雲棲池猶豫了一下,轉身往前走了兩步,藏到書架的另一側,倒是從華卿的視線中離開了。
紅雪揉了揉臉,「我其實也不一定是真的要去吃燒鵝,這主要是他的態度問題,他就想著他懷裡的那隻鵝,你說說他現在都已經有了那隻鵝了,還總來找我幹什麼?毛病!」
說完,紅雪嘆了口氣,一轉頭發現雲棲池不見了,抬手在華卿的胳膊上輕輕戳了一下,問她:「你看到他也生氣?」
華卿沒說話,只是低著頭挑揀著剛才買下來的話本,還有幾章嘻嘻山人的簽名,剛才在伍章書坊里跟著她的那個小童收了錢就又跑到門口吆喝,估計想要再碰到她這樣的冤大頭是不太容易了。

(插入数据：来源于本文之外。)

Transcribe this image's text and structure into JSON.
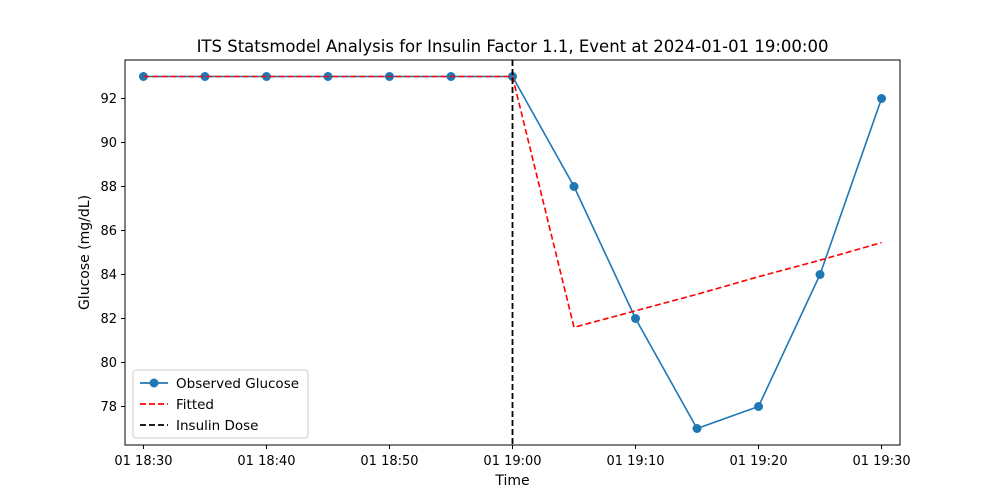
{
  "chart_data": {
    "type": "line",
    "title": "ITS Statsmodel Analysis for Insulin Factor 1.1, Event at 2024-01-01 19:00:00",
    "xlabel": "Time",
    "ylabel": "Glucose (mg/dL)",
    "x": [
      "2024-01-01 18:30",
      "2024-01-01 18:35",
      "2024-01-01 18:40",
      "2024-01-01 18:45",
      "2024-01-01 18:50",
      "2024-01-01 18:55",
      "2024-01-01 19:00",
      "2024-01-01 19:05",
      "2024-01-01 19:10",
      "2024-01-01 19:15",
      "2024-01-01 19:20",
      "2024-01-01 19:25",
      "2024-01-01 19:30"
    ],
    "xlim": [
      "2024-01-01 18:28:30",
      "2024-01-01 19:31:30"
    ],
    "ylim": [
      76.25,
      93.75
    ],
    "xticks": [
      "01 18:30",
      "01 18:40",
      "01 18:50",
      "01 19:00",
      "01 19:10",
      "01 19:20",
      "01 19:30"
    ],
    "yticks": [
      78,
      80,
      82,
      84,
      86,
      88,
      90,
      92
    ],
    "series": [
      {
        "name": "Observed Glucose",
        "style": "solid-marker",
        "color": "#1f77b4",
        "values": [
          93,
          93,
          93,
          93,
          93,
          93,
          93,
          88,
          82,
          77,
          78,
          84,
          92
        ]
      },
      {
        "name": "Fitted",
        "style": "dashed",
        "color": "#ff0000",
        "values": [
          93,
          93,
          93,
          93,
          93,
          93,
          93,
          81.6,
          82.35,
          83.1,
          83.9,
          84.65,
          85.45
        ]
      }
    ],
    "event": {
      "name": "Insulin Dose",
      "x": "2024-01-01 19:00",
      "style": "dashed",
      "color": "#000000"
    },
    "legend_position": "lower-left",
    "grid": false
  }
}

「他怎麼你了?」見華卿不回答自己的問題,紅雪便追問她,「是因為昨天晚上他變成那個樣子騙那個老頭說是你的夫君嗎?」
華卿終於覺得紅雪有時候話過於多了,她搖搖頭,「不是。」
紅雪眨眨眼睛,只覺得他們兩個人真的是莫名其妙,也不知道他們到底什麼時候能和好,她搖著頭,在旁邊的書架上學著華卿拿了兩本,翻了幾頁,發現這裡竟然還有不帶文字的書,她拿了一本,翻了兩頁後,感嘆說:「這個畫還挺好看的。」
華卿臨走的時候特意又看了一眼那個小童的右手,那手指上的繭子很多,一看就是用筆磨出來的,而且右手手腕上有舊傷,聯想起那日小童對自己說,嘻嘻山人有一回差點被秦莊他們給把手摺斷了,華卿不得不對這個小童產生幾分懷疑,至於下一步要怎麼做,她倒是想試一試他,只是今日伍章書坊里的人不少,有些事不太好做。
華卿拿著那一沓子的簽名從伍章書院出來,雲棲池跟在她後邊,小童一看到他們立刻眉開眼笑,招了招手,對華卿說:「客官下次再來啊!」
感覺這句話的言外之意就是下次再來給他送錢,華卿低頭又看了一眼手上的這些簽名,不知道回去用來引個火好不好用。
好在她不僅年紀大,財富也是很有一些的,買簽名這點花銷,暫且還沒有夠上一個零頭。
華卿走得很慢,她的目光在街道兩側的那些小物件上掃過,此時剛剛過了上午,太陽還懸在天上,只是稍微西斜,過往行人的影子矮矮地投在地上,像是一排排小侏儒,遠處架著高台,台上有人歌舞,自出了客棧之後,華卿終於又開口與雲棲池說了一句話,她問他:「仙界就沒什麼事嗎?你整天在我這裡。」